Ketika aceh bergabung dengan republik indonesia aceh dianugerahi dengan gelar ‘istimewa. Saat itu hanya ada dua daerah yang istimewa yakni aceh dan yogyakarta. Ketika aceh diberikan gelar ini, yang terbayang adalah bahwa orang aceh memiliki adat istiadat dan ajaran islam yang dapat diberlakukan di segala aspek kehidupan rakyat. Namun tidak dijadiakan islam sebagai spirit dalam stradisi berbegara di daerah istimewa ini. Di mana gelar tersebut nampak tidak berarti sama sekali bagi rakyat aceh dibandingkan dengan yogyakarta.

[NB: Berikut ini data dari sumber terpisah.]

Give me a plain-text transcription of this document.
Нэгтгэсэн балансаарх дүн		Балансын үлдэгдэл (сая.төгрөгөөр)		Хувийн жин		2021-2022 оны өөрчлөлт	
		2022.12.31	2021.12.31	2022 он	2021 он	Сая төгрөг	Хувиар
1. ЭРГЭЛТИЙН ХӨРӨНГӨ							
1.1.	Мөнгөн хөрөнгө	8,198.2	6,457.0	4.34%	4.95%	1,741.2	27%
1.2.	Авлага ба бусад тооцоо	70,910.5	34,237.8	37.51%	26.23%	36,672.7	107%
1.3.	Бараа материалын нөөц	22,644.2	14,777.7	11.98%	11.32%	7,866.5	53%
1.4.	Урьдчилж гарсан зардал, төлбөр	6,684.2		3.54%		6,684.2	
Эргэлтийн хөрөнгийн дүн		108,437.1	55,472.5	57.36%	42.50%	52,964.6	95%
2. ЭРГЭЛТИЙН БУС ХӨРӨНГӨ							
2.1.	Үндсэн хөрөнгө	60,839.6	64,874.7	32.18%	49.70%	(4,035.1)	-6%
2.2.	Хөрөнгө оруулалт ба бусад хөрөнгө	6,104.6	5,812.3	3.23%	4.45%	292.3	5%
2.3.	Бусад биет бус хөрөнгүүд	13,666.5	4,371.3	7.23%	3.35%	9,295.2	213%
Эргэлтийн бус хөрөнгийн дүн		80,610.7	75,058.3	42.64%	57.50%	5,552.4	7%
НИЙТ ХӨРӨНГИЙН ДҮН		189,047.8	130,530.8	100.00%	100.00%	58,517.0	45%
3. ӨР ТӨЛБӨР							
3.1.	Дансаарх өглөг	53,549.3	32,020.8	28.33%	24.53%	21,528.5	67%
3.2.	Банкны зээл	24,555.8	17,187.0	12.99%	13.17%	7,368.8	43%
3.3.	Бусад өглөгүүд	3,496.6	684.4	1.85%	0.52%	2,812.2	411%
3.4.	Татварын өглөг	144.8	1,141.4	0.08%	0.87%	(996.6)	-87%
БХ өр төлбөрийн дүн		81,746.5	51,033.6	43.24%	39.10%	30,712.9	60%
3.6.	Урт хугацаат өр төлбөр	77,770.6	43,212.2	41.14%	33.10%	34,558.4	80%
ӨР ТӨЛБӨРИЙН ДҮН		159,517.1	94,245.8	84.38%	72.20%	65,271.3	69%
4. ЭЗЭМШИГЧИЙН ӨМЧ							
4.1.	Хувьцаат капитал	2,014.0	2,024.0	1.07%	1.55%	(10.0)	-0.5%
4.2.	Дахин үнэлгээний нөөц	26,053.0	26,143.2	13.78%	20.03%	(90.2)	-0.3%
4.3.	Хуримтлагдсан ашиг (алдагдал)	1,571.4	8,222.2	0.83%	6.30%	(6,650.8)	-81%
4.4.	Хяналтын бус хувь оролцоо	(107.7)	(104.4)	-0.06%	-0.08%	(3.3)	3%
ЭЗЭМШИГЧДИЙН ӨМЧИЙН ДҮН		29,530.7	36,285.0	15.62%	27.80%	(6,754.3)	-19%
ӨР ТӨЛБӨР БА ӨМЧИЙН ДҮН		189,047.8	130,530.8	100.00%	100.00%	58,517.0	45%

Disinilah persoalan muncul tentang bagaimana spirit ke aceh-an itu sendiri? Di aceh tidak ada lagi sultan berbeda dengan yogyakarta yang masih mempertahankan spirit kebudayaannya, dan mereka juga masih memilki sultan yang mesti mereka patuhi. Begitulah, walaupun aceh secara historis terdapat beberapa kerajaanislam,namun peninggalan kerajaan tersebut hanya sebatas siklus sejarah saja. Namu kerajaan di aceh merupakan simbol spirit keislaman diikuti dengan spirit kebudayaan dab spirit ilmu pengetahuan. Kebersatuan tiga spirit inilah yang membentuk jatidiri ke-aceh-an itu sendiri. Oleh karena itu kita harus bangga menjadi orang aceh, kita bersyukur lahir di tanah rencong ini, yang kental akan nuansa keislamanya.